Sunday, February 15, 2009


Long waits for plot allotment
growing take off

by Ben Glaze

PEOPLE in Wales hoping to grow their own vegetables could have to wait until 2018 to secure an allotment, an investigation reveals today.

Nearly 3,000 green-fingered residents want a patch at 366 council-run sites across the nation as cash-strapped shoppers seek to provide their own food during the recession.

All plots operated by Welsh local authorities, totalling more than 7,000, are taken, with 86 residents in Monmouthshire facing between a three and nine-year wait to start growing their own turnips, carrots and potatoes.

Today’s figures were uncovered by Plaid Cymru Sustainability spokeswoman Leanne Wood, who tends an allotment in the Rhondda Valleys.

The South Wales Central AM said last night: “I’ve spoken to allotment holders and people on waiting lists for allotments all over Wales.

“Councils are supposed to provide enough allotment land, yet these figures show that there is growing demand which most councils are failing to satisfy.

“Local food growing has so many benefits: People get good exercise, good quality cheap food and it enables us to stay in close contact with nature, which has benefits in terms of mental health.

“The climate crisis adds further impetus to expand local food growing projects. Plaid has campaigned for more growing land for our communities for some time, and these figures show the need to continue that campaign.”

The flourishing popularity of farmers’ markets and organic produce across Wales has sparked interest in allotment owning and renting.

They cost about £25 a year to rent. But despite rising demand, just four of Wales’ 22 local authorities plan to increase allotment provision in their counties.

Ms Wood said: “Local food growing has a proud history in Wales, but at the moment it is disorganised and lacks a clear focus.

“I am calling for the Welsh Assembly Government to put together and fund a national strategy for local food. A good start would be a dedicated member of staff in each authority who could co-ordinate local food growing and organise community gardening projects.

“We could then promote allotment gardening and teach young people how to produce food and work with the land.”

Plaid-run Caerphilly council plans more allotments at Ystrad Mynach, and Cardiff, which has the biggest waiting list with more than 800 allotment enthusiasts queuing for two years for plots, included greater provision in its development plan, while Bridgend, Conwy, Newport and Pembrokeshire were considering allocating extra space.

The Vale of Glamorgan, Rhondda Cynon Taf, Torfaen, Powys, Flintshire and Neath Port Talbot councils ruled out creating more provision.

In Swansea, where 400 residents wanting one of the council’s 335 plots can wait for up to seven years, the council failed to disclose any plans it has to provide more.

Radio 2’s resident allotment expert Terry Walton, who has a regular slot on Jeremy Vine’s BBC Radio2 lunchtime phone-in and tends a patch in Rhondda, said: “We need people with placards to picket council offices demanding more allotments.

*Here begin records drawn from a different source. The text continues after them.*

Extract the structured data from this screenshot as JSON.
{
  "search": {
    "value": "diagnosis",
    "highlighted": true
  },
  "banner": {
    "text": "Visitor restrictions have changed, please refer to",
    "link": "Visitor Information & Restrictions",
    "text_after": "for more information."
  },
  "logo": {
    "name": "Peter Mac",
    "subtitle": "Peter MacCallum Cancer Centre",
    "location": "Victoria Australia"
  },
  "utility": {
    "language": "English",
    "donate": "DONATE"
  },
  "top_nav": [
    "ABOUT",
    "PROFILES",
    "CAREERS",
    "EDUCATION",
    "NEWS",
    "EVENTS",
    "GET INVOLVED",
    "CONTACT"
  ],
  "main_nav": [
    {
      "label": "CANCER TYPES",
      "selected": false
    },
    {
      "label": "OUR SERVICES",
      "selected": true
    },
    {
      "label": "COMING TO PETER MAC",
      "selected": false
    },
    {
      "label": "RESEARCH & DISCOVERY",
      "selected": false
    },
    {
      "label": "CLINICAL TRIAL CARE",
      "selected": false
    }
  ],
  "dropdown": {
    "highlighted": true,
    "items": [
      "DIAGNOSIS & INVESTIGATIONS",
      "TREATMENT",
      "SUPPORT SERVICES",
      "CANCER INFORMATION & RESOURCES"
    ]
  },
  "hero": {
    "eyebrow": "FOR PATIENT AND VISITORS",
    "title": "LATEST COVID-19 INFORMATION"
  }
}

“Demand has completely outstripped what has been available for many years and most local authorities are sitting on their hands and doing nothing.

“Where there are these enormous waiting lists, people should pressurising councils into providing more.”

Mr Walton, who has had an allotment for 52 years, has noticed the changing demographics of allotment-tending over the past five decades.

“It’s more of a family affair now, it’s no longer the flat cap brigade aged over 65,” he said.

“A lot of younger people have got fed up with supermarket prices and want to grow organic produce, going back to the countryside idea.”